Hot Water, Hot Earth
Calopteryx notes a New Scientist article on the discovery of "supercritical" water emerging from a vent in the Atlantic Ocean at 407 deg. C (765 deg. F). One of its discoverers actually said, "It's water, but not as we know it"; it's the hottest water ever found on earth. The cause seems to be a huge bubble of magma beneath the ocean floor, 3 km below the sea surface. Meanwhile Nymz shares a journal entry on a hot spot on land: a 2-acre patch in Ventura county, in California, that has heated up to 433 deg. C (812 deg. F). Here geologists blame buried hydrocarbons burning as they get access to air through cracks in the ground. That high temperature was measured a foot below the ground surface.
Once you put water under enough pressure (think 4000 PSI), you can pump almost an infite amount of heat into it without it undergoing a phase change. Useful for all sorts things, like breaking down any organic compound into constituant atoms. So the water in the story isn't the hottest on earth, only the hottest naturally occuring.
Seriously, though, wouldn't the water just convert to steam at that point, even if it WAS under that much water?

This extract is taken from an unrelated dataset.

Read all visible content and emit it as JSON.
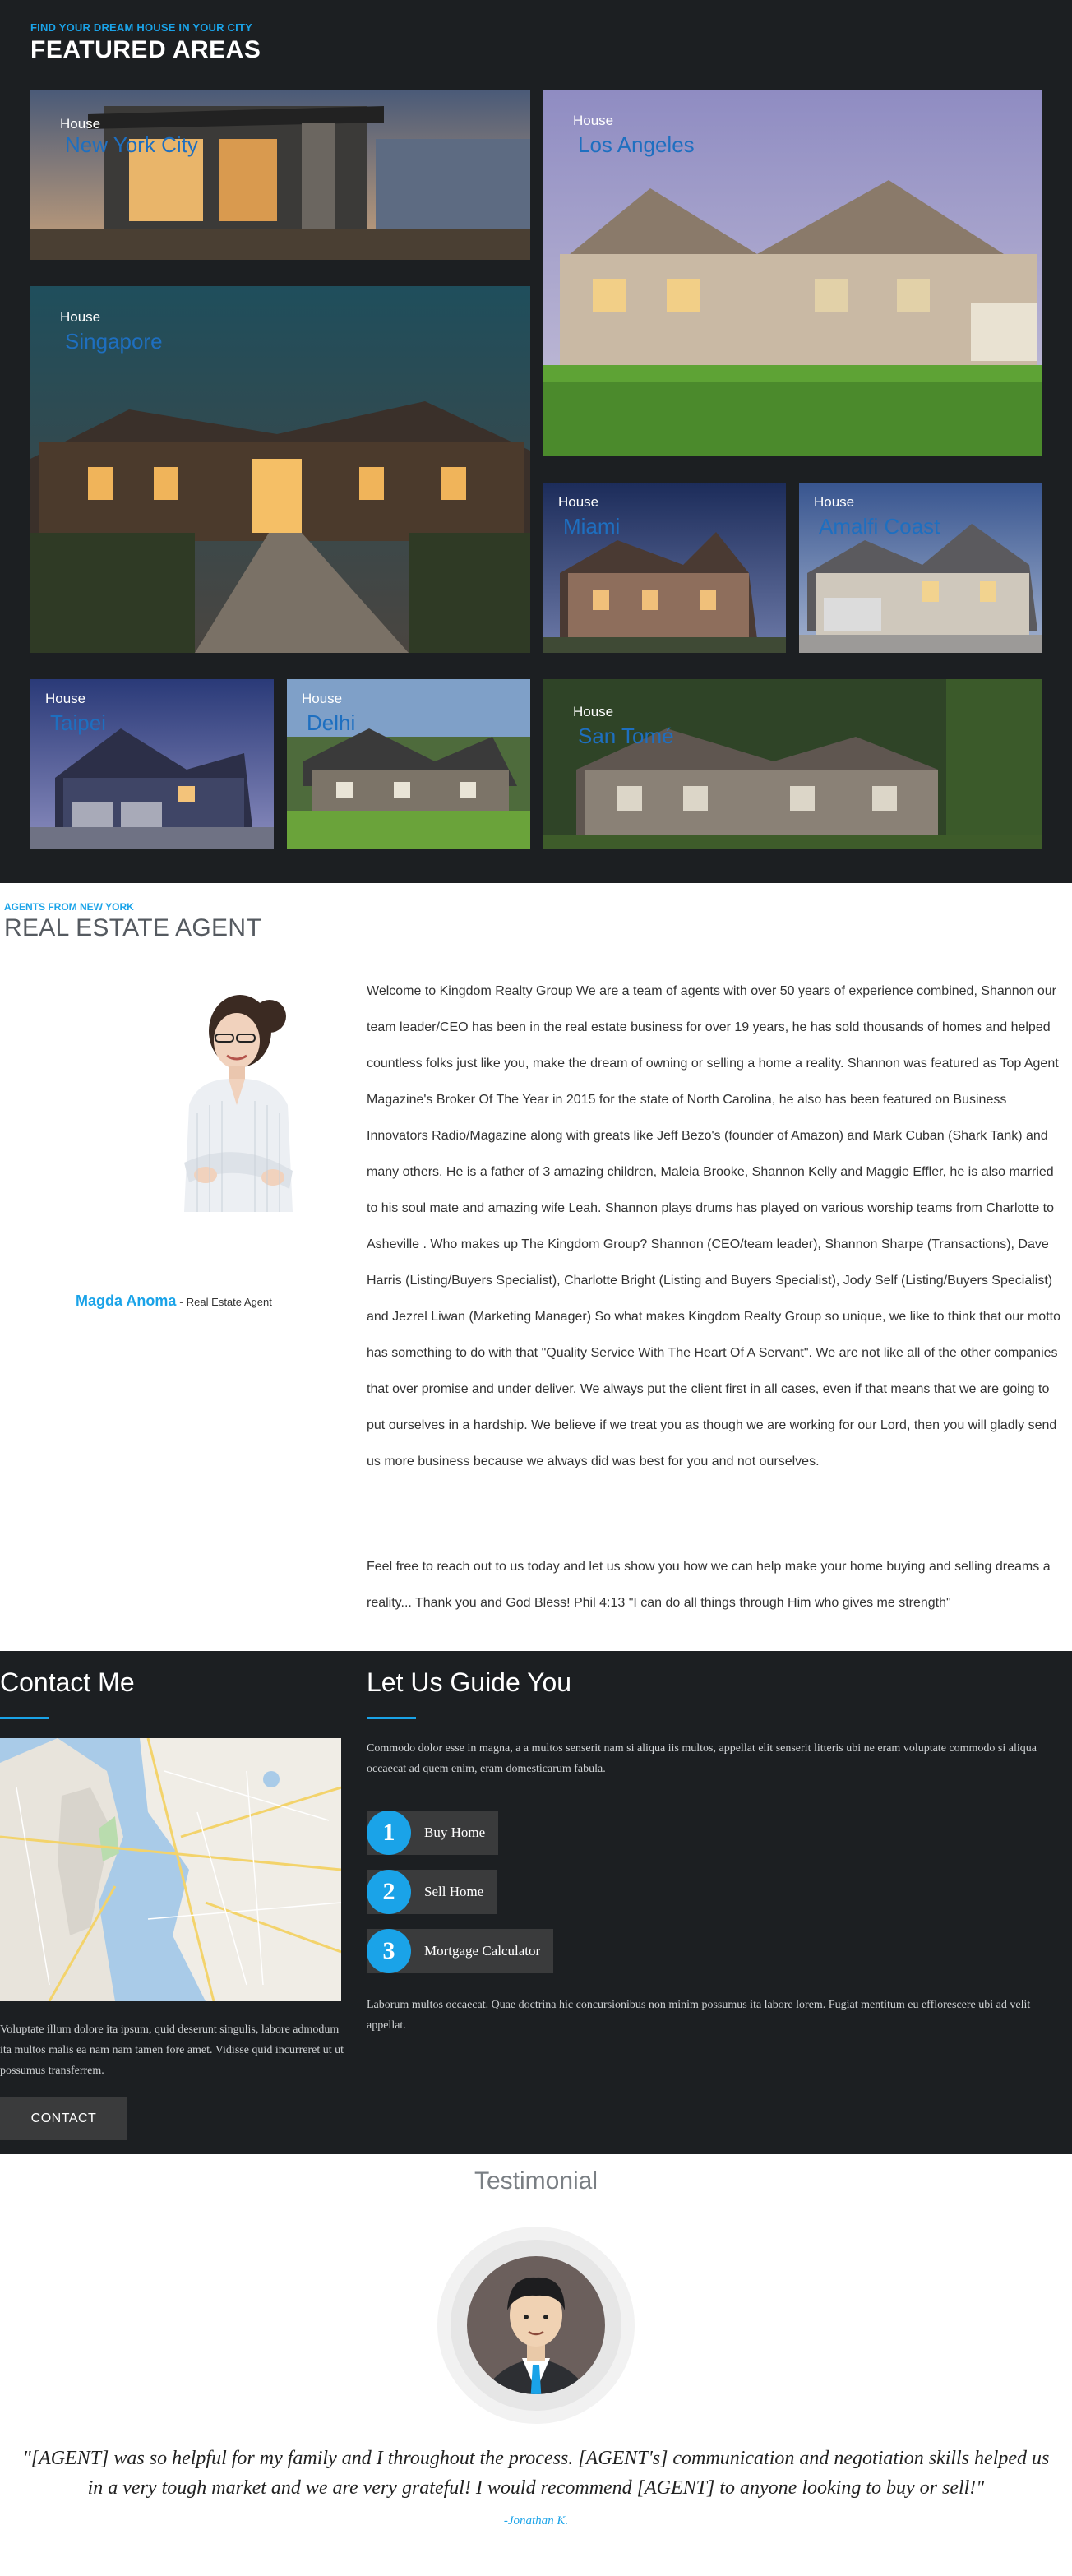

The term "supercritical" doesn't just make a nice-sounding buzzword to toss into the article.
It literally means that you can make no meaningful distinction between the liquid and gaseous phases of the water at that pressure and temperature - You have something between the two phases with no phase-change energy transition separating them.
As an aside, humans use supercritical water all the time, in power plants. This only counts as interesting because we've never seen it occur naturally before (most likely because we don't tend to hang out a lot in places at pressures above 22MPa).
Actually there is a reason: it's "supercritical".
For it to turn to steam would require a phase change between it and the surrounding water, and a supercritical fluid by definition has no distinct phase change between the liquid and gasous phases.
You'd think that if the pressure would be high enough, a liquid would stay a liquid at any arbitrary temperature, but that's not what happens. If you have a vessel strong enough to withstand the increasing pressure, and you heat a liquid within it, that has a gasous phase above it, you first see boiling. Then, as the pressure in the gas phase rises, the boiling stops. But, if you keep heating it, an interesting thing happens: the line between liquid and gas phase disappears, and the fluid only has one phase. It is supercritical.
In this case, boiling never starts because the pressure is high to begin with.
Now, the supercritical water is much less dense than seawater (or plain water, for that matter), so it does rise, and if it cools slower than the pressure drops as it rises, yes, it might start to boil.
In Liberty, Rene
Yeah, that's how they still put out oil well fires. However, if you ever seen oil "gushing" these days, that's a huge, huge problem. That stuff only happened back pre-1950's or so when they use "spudders" to drill without significant drilling fluid. These days, using rotary drilling, such heavy "mud" is used while drilling that blow-outs should never occur, as they can obviously be ridiculously dangerous.
I, personally, can't wait for Al Gore to propose a new tax because the earth is burning its own petroleum without any heed to environmental impact. SHAAAAAAAAAAAME, SHAAAAAAAME!
J
Beer, now there's a temporary solution -- Homer Jay S.
This isn't the town that had to be condemned because the coal underground was ignited?